The Overview page helps you evaluate whether your Poor Performer strategy is set up for success. It focuses on the quality of your data and the impact of adopting the strategy of excluding Poor Performers.
Each metric is shown in its own box and reflects performance in a specific date range. 👉 Example: Jan 3 – Apr 2, 2025
How to interpret this page?
To make sense of the data, follow this order:
Start with Data health
Are your data complete and reliable? If not, performance insights may be misleading. Missing revenue or spend can distort ROAS and make Poor Performer identification inaccurate. (Read more)
👉 Example: If products with spend or conversions are missing from your data, they won’t show up as Poor Performers—even if they should.
Check the extent of exclusion
How widely was the Poor Performer segment excluded from your Product Sets? This helps you understand whether the strategy was applied broadly enough to influence ROAS. If the segment was only excluded from a few Product Sets or from low-spending ones it likely didn’t have a noticeable impact. (Read more)
👉 Example: A segment is well-defined, but it’s only excluded from 5% of total spend. In this case, even though the logic is correct, the impact will be minimal. For stronger results, consider expanding the exclusion to more relevant Product Sets.
Check segment adoption
See how well product segments were used across active Product Sets before exclusion. This helps you understand whether segmentation is consistently applied across your campaigns or only used in a few isolated places.

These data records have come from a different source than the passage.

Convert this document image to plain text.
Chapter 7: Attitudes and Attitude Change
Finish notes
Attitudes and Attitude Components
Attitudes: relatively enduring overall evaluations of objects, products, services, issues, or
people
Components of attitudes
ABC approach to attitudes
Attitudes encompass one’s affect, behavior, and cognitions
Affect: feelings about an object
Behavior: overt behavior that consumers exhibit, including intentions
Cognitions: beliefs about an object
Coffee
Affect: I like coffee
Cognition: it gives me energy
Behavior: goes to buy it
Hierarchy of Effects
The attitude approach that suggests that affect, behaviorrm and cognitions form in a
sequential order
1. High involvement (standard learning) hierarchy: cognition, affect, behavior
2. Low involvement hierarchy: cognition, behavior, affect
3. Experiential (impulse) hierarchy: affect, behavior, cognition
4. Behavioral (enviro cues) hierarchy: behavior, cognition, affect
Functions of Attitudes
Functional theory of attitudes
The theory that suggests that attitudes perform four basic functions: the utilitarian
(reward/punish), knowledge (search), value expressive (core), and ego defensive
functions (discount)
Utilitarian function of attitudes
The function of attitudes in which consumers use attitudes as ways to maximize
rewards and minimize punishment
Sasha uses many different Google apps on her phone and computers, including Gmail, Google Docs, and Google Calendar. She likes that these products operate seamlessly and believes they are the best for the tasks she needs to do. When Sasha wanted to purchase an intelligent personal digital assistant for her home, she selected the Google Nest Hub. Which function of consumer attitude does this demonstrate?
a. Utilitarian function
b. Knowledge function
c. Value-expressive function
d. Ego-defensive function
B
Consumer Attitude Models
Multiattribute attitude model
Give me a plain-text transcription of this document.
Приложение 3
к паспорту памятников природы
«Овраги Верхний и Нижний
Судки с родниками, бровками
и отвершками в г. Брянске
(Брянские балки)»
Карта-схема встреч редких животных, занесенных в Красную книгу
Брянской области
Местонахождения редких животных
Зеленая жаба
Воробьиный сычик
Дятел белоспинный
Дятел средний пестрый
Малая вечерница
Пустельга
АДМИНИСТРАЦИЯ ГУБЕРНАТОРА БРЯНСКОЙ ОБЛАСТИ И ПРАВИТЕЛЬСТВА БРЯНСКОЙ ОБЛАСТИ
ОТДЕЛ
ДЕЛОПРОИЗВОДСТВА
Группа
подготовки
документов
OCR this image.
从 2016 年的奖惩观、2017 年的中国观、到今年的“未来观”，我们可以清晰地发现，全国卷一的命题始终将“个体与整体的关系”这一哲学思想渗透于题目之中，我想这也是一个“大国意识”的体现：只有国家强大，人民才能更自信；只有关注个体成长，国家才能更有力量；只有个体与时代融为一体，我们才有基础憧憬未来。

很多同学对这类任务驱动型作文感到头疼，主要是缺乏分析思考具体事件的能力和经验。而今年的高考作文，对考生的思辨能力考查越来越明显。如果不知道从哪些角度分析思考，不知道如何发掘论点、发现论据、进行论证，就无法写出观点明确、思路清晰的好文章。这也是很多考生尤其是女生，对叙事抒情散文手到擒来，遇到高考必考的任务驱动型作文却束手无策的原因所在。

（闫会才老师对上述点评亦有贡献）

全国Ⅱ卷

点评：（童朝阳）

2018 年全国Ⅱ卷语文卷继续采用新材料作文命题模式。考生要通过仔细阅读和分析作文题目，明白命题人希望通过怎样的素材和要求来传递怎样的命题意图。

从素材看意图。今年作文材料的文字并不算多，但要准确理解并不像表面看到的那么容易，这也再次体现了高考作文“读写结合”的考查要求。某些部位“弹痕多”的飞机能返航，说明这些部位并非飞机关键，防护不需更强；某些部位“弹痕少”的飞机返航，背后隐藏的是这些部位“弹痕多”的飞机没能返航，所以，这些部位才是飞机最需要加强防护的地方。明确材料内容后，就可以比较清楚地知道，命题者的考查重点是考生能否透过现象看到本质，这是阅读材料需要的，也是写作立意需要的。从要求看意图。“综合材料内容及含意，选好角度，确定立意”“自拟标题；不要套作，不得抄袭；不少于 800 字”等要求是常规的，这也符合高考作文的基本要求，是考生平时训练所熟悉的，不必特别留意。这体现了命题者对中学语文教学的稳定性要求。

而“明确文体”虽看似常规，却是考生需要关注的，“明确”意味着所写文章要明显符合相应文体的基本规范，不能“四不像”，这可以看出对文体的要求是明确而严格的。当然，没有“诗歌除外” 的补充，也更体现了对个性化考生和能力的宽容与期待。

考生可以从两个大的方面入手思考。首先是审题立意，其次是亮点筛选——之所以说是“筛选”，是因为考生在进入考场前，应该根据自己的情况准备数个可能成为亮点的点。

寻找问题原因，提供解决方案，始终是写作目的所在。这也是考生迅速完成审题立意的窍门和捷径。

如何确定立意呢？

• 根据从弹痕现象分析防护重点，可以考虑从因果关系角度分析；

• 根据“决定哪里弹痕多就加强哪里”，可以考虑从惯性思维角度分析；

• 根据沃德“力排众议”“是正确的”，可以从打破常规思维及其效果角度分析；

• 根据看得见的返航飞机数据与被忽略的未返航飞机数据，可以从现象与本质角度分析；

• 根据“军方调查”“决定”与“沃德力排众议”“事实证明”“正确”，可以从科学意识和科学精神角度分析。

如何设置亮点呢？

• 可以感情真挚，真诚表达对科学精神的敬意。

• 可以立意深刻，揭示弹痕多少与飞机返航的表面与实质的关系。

👉 Example: Your Poor Performer segment is defined correctly and excluded from many sets but only 40% of your total spend is using any product segmentation at all. This makes it harder to measure results or scale the approach. In this case, you may want to focus first on improving segment adoption across all key campaigns.
Look at impact
How much spend was saved by excluding underperforming products? It helps you understand whether the exclusion had a measurable impact on your budget and whether it was applied at the right scale. (Read more)
👉 Example: You excluded a Poor Performer segment from several Product Sets, but the saved spend is only $150 across the entire month. When you look closer, you see the segment was only excluded from low-spending sets, and the excluded products made up less than 5% of total spend.
💡 Tip: For best results, choose the most widely excluded Poor Performer segment—this will give you the clearest view of strategy adoption and impact.